Keine Angst vorm Assessment Center
Wie läuft ein Assessment Center ab? Welche Übungen erwarten euch und wie bereitet man sich am besten vor? bigKARRIERE hat die Antworten parat.
Wie läuft ein Assessment Center ab? Welche Übungen erwarten euch und wie bereitet man sich am besten vor? bigKARRIERE hat die Antworten parat.
Ihr habt euch auf eine Stelle in einem Unternehmen beworben und seid nun zu einem Assessment Center eingeladen worden? Klar, dass ihr nun stolz wie Bolle seid. Denn ihr habt die einmalige Chance auf das begehrte Trainee-Programm bei einem echten Big-Player. Aber halt: Jetzt tauchen sicher die ersten Fragezeichen in eurem Kopf auf: Was ist eigentlich ein Assessment Center und was erwartet mich da? Keine Panik, wir von bigKARRIERE machen euch fit für das Bewerber-Casting.
„Assessment“ kommt aus dem Englischen und bedeutet übersetzt „Bewertung“ und „Einschätzung“. Ähnlich wie beim Casting von Talenten im TV stellt man euch im Assessment Center über einen oder mehrere Tage hinweg vor eine Reihe von kniffligen Aufgaben und beobachtet, wie ihr diese bewältigt. Wer sich am besten schlägt, bekommt schließlich den Job. Ein Assessment Center wird manchmal auch als „verkürzte Probezeit“ bezeichnet.

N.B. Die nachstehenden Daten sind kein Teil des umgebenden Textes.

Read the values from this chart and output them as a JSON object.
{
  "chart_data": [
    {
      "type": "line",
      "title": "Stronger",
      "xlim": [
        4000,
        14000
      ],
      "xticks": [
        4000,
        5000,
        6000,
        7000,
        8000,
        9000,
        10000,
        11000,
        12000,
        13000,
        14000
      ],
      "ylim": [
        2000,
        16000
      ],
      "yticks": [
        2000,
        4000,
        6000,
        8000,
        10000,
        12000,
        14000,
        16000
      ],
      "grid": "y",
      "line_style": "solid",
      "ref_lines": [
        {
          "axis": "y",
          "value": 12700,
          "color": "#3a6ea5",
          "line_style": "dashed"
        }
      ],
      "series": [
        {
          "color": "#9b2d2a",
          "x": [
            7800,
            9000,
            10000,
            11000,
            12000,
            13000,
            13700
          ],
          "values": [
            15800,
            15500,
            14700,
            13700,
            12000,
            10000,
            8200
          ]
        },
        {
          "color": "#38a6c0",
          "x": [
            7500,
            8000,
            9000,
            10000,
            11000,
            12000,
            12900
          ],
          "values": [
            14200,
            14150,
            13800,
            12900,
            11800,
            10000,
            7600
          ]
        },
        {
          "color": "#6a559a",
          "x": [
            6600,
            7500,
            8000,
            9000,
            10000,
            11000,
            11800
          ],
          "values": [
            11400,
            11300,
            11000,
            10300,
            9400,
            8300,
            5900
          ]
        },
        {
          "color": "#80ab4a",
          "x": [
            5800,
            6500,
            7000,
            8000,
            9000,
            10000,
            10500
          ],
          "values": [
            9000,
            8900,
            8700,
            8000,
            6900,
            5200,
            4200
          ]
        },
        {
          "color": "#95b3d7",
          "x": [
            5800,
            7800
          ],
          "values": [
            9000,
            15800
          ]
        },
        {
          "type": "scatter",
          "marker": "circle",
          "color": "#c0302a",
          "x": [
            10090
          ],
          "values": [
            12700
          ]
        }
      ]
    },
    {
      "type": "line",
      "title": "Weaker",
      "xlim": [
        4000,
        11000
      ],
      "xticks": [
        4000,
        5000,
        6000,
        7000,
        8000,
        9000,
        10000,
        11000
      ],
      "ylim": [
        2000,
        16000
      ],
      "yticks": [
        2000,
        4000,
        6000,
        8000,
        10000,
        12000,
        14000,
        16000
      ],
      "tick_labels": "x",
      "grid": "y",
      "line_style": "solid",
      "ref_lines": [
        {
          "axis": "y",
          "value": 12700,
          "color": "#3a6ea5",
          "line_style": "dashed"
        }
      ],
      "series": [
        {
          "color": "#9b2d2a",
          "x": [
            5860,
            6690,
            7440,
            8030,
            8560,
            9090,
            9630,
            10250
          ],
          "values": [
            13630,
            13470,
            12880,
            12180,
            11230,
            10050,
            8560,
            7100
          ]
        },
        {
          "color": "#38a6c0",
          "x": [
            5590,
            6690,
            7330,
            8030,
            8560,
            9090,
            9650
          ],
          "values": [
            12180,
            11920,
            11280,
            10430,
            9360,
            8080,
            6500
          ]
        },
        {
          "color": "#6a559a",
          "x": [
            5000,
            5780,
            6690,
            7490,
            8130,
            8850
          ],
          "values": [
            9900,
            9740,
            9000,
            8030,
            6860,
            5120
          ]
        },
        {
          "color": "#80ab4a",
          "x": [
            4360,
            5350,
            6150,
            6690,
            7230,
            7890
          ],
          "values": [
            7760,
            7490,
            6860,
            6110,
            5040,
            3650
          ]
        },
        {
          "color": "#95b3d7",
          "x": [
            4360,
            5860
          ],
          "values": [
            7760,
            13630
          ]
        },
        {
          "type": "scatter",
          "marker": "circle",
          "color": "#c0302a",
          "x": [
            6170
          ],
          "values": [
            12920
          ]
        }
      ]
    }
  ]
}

Während ihr in einem Vorstellungsgespräch einem Personaler viel erzählen könnt, wie toll ihr seid und was ihr alles auf dem Kasten habt – in einem Assessment Center ist Schluss mit der Flunkerei. Hier erleben die Beobachter aus dem Unternehmen direkt, wie ihr euch in bestimmten Situationen, die in eurem späteren Beruf auftauchen können, verhaltet. Beobachtet werdet ihr bei eurem Auftritt von Mitarbeitern aus der Personalabteilung sowie dem zuständigen Fachbereich. Manchmal kommen sogar externe Psychologen zum Einsatz. Diese heben oder senken den Daumen über eure berufliche Zukunft.
Assessment Center werden von größeren Unternehmen oder Konzernen veranstaltet, die jedes Jahr auf der Jagd nach Top-Fachkräften sind. Vor allem bei Banken, Versicherungen und Unternehmensberatungen werden sie genutzt. Bewerbt ihr euch für ein Trainee-Programm, solltet ihr auf ein Assessment Center gefasst sein – ebenso in der IT und im Vertrieb. Im Jahr 2015 wurde das Auswahlverfahren bereits von einem Drittel der befragten Unternehmen in der Praxis eingesetzt. Von den 30 DAX-Unternehmen in Deutschland setzen 27 Assessment Center ein.
Kleine und mittelständische Unternehmen greifen bei der Auswahl ihrer Mitarbeiter hingegen kaum auf Assessment Center zurück. Denn das Bewerber-Casting ist aufwändig und sehr teuer. Aber auch in KMUs nutzt man neben dem klassischen Bewerbungsgespräch einzelne Elemente aus einem Assessment Center, wie zum Beispiel Fallstudien, Rollenspiele und Präsentationen.
Die Aufgaben, die euch in einem Assessment Center erwarten, können ganz unterschiedlich sein. Beliebt sind folgende Übungen:
Wir stellen euch nachfolgend die wichtigsten AC-Übungen vor – und worauf es bei ihnen jeweils ankommt.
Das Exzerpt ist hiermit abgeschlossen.